Masalah di dua daerah mirip. Sebenarnya bukan karena ketersediaan anggaran, tetapi relasi antara kepala daerah dengan KPU-nya ada nuansa lain, katanya
Jakarta (ANTARA) - Komisi Pemilihan Umum (KPU) RI menjelaskan secara spesifik penyebab belum ditandatanganinya Naskah Perjanjian Hibah Daerah (NPHD) terkait penyelenggaraan pemilihan kepala daerah (Pilkada) serentak 2020.

"Lima daerah ini memang punya masalah yang agak spesifik dibandingkan beberapa daerah lain yang kemarin difasilitasi Kemendagri dan mencapai titik temu," kata Komisioner KPU Pramono Ubaid Tanthowi di Jakarta, Selasa.

Hal tersebut disampaikannya saat konferensi pers tentang kesiapan penyelenggaraan Pilkada serentak 2020 yang berlangsung di Kantor KPU RI, Jakarta.

Namun, kata Pramono, permasalahan itu bisa dikelompokkan, seperti di Kabupaten Solok, Solok Selatan, dan Tanah Datar yang sama-sama terletak di Provinsi Sumatra Barat.

Baca juga: Pilkada 2020, lima daerah belum teken NPHD

"Ada tiga kabupaten/kota di Sumbar, yakni Solok, Solok Selatan, dan Tanah Datar. Ini masalahnya mirip sebenarnya, antara usulan KPU dengan anggaran yang dipatok pemerintah daerah gap-nya masih terlalu jauh," jelasnya.

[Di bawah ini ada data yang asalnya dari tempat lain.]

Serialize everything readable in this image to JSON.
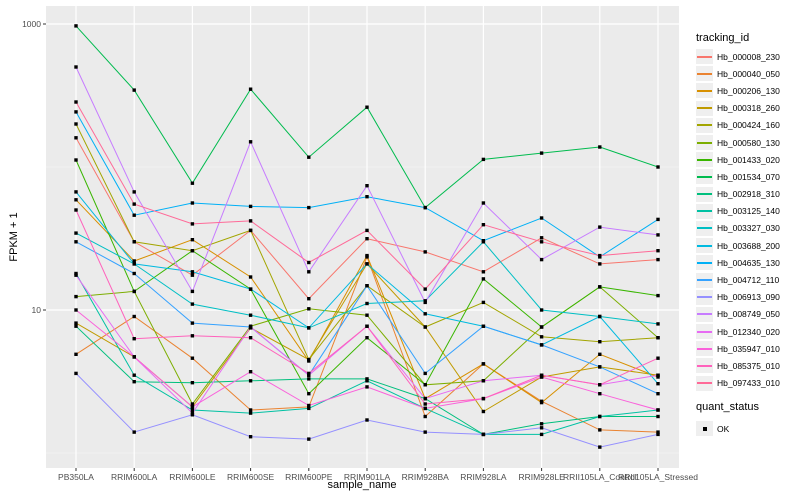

Untuk Kabupaten Solok Selatan, kata dia, KPU setempat awalnya mengusulkan anggaran sebesar Rp27 miliar, tetapi sejak awal pemda setempat hanya mematok pada angka Rp14 miliar.

"Padahal, ketika pembahasan teman-teman KPU bersedia menurunkan di angka Rp23 miliar, tetapi pemda sama sekali tidak mau naikkan. Karena kalau tetap di angka itu, tidak mencukupi," katanya.

Untuk Kabupaten Solok, lanjut Pramono, KPU sebelumnya juga mengusulkan anggaran Rp31 miliar, kemudian bersedia menurunkan menjadi Rp27 miliar. Namun, pemda masih mematok pada angka Rp17 miliar.

Baca juga: Gubernur keluar negeri, penandatanganan NPHD Bawaslu Sumbar tertunda

"Kemudian, Kabupaten Tanah Datar gap-nya tidak terlalu jauh antara usulan KPU, yakni Rp33,5 miliar, sementara pemda mematok Rp26 miliar," ujarnya.

Khusus di tiga daerah itu, ia melihat pemdanya kurang responsif dalam membahas persoalan anggaran secara terbuka dengan KPU kabupaten/kota karena langsung mematok anggaran di angka sekian.

Namun, Pramono menjelaskan, persoalannya berbeda dengan dua kabupaten lain, yakni Simalungun di Provinsi Sumatra Utara dan Pangkajene Kepulauan di Sulawesi Selatan.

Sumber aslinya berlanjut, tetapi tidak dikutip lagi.